The Atlanta Journal Constitution. “By 2008, Silverton Bank’s lavish annual soirees at the Ritz-Carlton’s Amelia Island resort were the place to be each summer for the Atlanta institution’s rapidly growing crowd of customers — hundreds of community bankers from across the nation. As a bank for banks, Silverton’s services included clearing checks, offering short-term investments for banks’ cash, financing new bank startups and divvying up and selling parts of loans — known as ‘participations’ — that were too large for any single bank to handle.”

“But it turned out that Atlanta-based Silverton was on an express trip that ended in oblivion. The fallout from its failure in May 2009 — Georgia’s largest bank failure ever — helped sink dozens of its customer banks as well.”

“The FDIC said Silverton was taking on bigger and bigger loans as far away as California and Arizona. Among the largest was a $100 million loan in late 2006 for Merrill Ranch. It was a massive residential, office and retail development that metro Atlanta businessman W. Harrison Merrill wanted to build on 6,100 acres of desert scrubland an hour’s drive from Phoenix. It’s ‘a total land play,’ objected Silverton director R. Rick Hart when the board of directors reviewed the planned loan, according to company records cited by the FDIC.”

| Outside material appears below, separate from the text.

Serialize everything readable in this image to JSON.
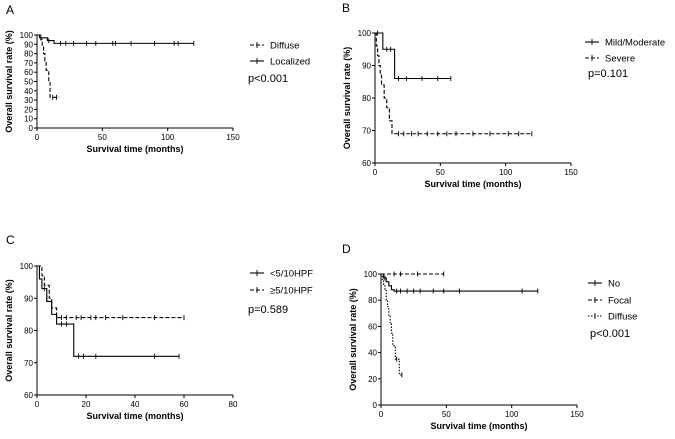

“Despite his objections that the housing market was already depressed in Arizona and that the Merrill loan had other flaws, the board approved it. The project never materialized and Silverton’s 60 member banks that participated in the loan suffered heavy losses.”

ABC 15 in Arizona. “Fulton Homes executives are reporting an unusual rise in new homes in Gilbert, Tempe and Chandler. Vice President Dennis Webb said the company had to change their approach to selling new homes and become a customer-choice-driven seller over a home-builder-choice seller. For Allison and Barret Hartman that made buying a bit easier. The couple had their eye on the Fulton Ranch area for quite some time.”

“‘We heard the homes were selling fast. We came in and took a look and knew that, if we were going to jump the gun it was time to do it,’ said Barret Hartman.”

“The choice to buy new had to be tough with the increasing number of bank-owned homes available. Reuters reports Nevada with the most foreclosed homes, while California and Arizona share the second spot, holding 56 percent of the nation’s foreclosed homes. ‘It’s very difficult to compete with the homes that we built that are foreclosed homes that are $30,000 to $40,000 less than costs,’ said Webb.”

Nogales International in Arizona. “Local Realtors and landlords say there has never been a better time to rent a home in Santa Cruz County; the cost has dropped dramatically in the past year, landlords are more flexible with month-to month leases, and rental deposits have become negotiable.”

“In downtown Nogales, ‘For Rent’ signs seem to be everywhere – on houses, telephone poles and even scrawled in magic marker on boxes placed at street corners. ‘Right now, there is an oversupply of rentals,’ said John Sandler, realtor for Grant Properties Group in Rio Rico. ‘We’re getting calls, so obviously people are looking, but drive down any street and you’ve got rental signs on many lots in every neighborhood.’”

Sandler says he’s trying to stay optimistic, and he’s trying to make the best of a bad situation by urging people who have lost their home to foreclosure to consider renting instead of moving in with family and friends. ‘It’s still a great time to rent a property,’ Sandler said.”